Но стихия была еще не побеждена, она только притаилась на какое-то мгновенье, чтобы снова разразиться громовым обвалом. Сейсмографы показывали, что один из холмов, где-то там в глубине подточенный горными потоками, постепенно сползает в долину по каменистой подушке. Движение холма пока было медленным.
В штабной палатке, куда я однажды зашел, чтобы доложить старшине о смене караула, видимо, уже не в первый раз шел разговор о том, как приостановить движение породы. Среди сидевших за столом я увидел человека в форме генерала. Это был тот самый штатский, которому в первую ночь докладывал старшина. Как я узнал позже — это был министр внутренних дел республики.
— Взорвать и только взорвать, — как видно, продолжал свою мысль сидевший рядом с ним какой-то штатский.
— Нет, — возразил ему генерал, — стирать с лица земли кишлак не стоит, ведь люди жили здесь веками.
— Товарищ генерал, так он уже почти весь эвакуирован в долину, — вставил опять тот человек. — Какая им теперь необходимость в этих мазанках?
Генерал недовольно поморщился, видимо, от того, что собеседник не понимал его мысли.
— А не лучше ли отвести горный поток в другое русло, чтобы он не ускорял движение земли, — уже выходя из палатки услышал я голос генерала.
На другой день, когда наш взвод послали по предгорью на поиски возможного отвода водных потоков, я понял, что идея генерала победила, и кишлак останется на месте.

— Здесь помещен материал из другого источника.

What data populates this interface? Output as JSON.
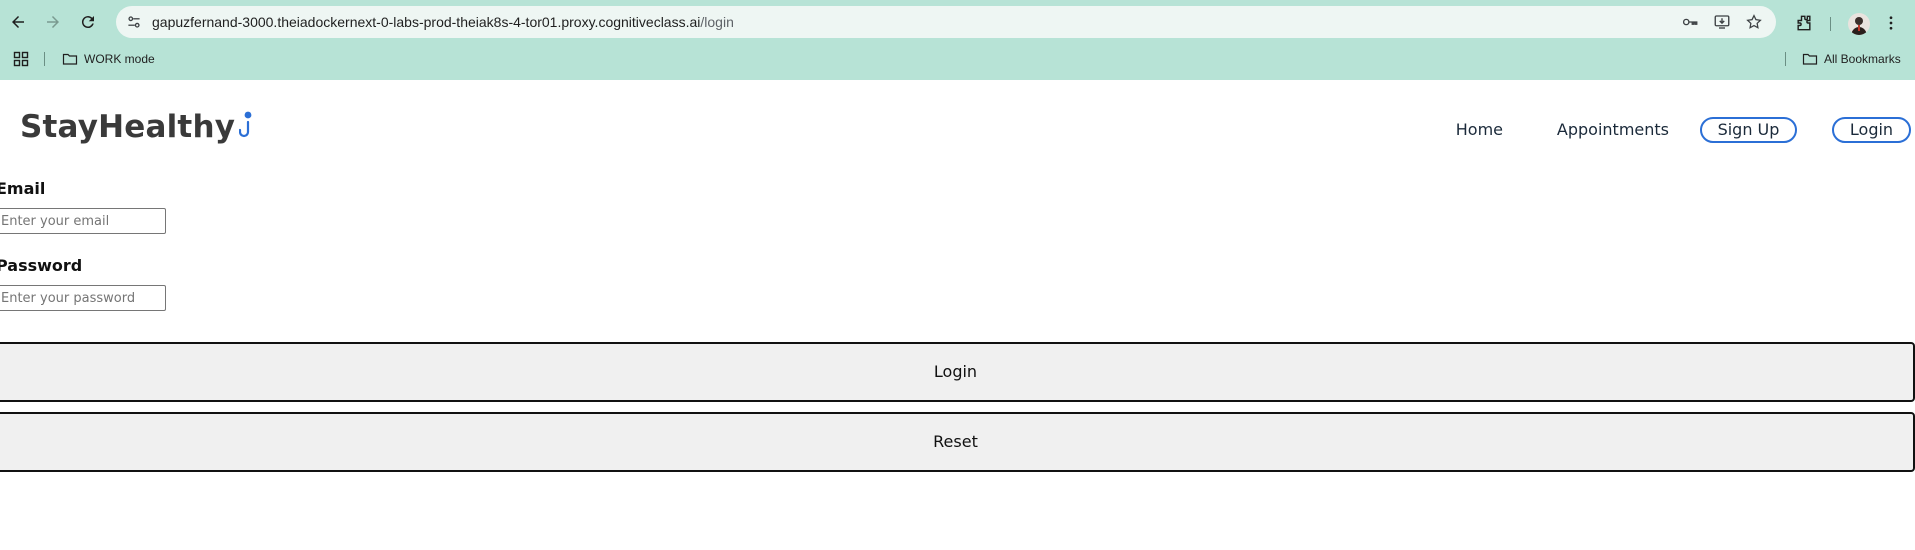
{
  "browser": {
    "url_host": "gapuzfernand-3000.theiadockernext-0-labs-prod-theiak8s-4-tor01.proxy.cognitiveclass.ai",
    "url_path": "/login",
    "bookmarks": [
      {
        "label": "WORK mode"
      },
      {
        "label": "All Bookmarks"
      }
    ]
  },
  "site": {
    "logo_text": "StayHealthy",
    "nav": {
      "home": "Home",
      "appointments": "Appointments",
      "signup": "Sign Up",
      "login": "Login"
    },
    "accent_color": "#2b6fd6"
  },
  "form": {
    "email_label": "Email",
    "email_placeholder": "Enter your email",
    "password_label": "Password",
    "password_placeholder": "Enter your password",
    "login_button": "Login",
    "reset_button": "Reset"
  }
}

Вернувшись вечером в палатку, я увидел Вадима. Он сидел на корточках в кругу курсантов и что-то, смущаясь, рассказывал им.
— Так мы тебе и поверили, — услышал я чей-то, явно подтрунивающий возглас.
В ответ Вадим пробубнил что-то невнятное.
— Сознайся лучше, что влюбился, — опять настаивал тот же голос.
Его дружным хохотом поддержали ребята.
— Да ну вас, — смущаясь, отмахнулся Вадим и, вскочив с места, шмыгнул в палатку.
От ребят я узнал, что Вадим только что рассказывал здесь, как его в знак благодарности навещала в санчасти та самая девушка, которую он спас в ту памятную ночь.
В палатке я, к своему удивлению, увидел Степана. Так значит он приехал тоже.
— Степа! — обрадованно воскликнул я и бросился к нему.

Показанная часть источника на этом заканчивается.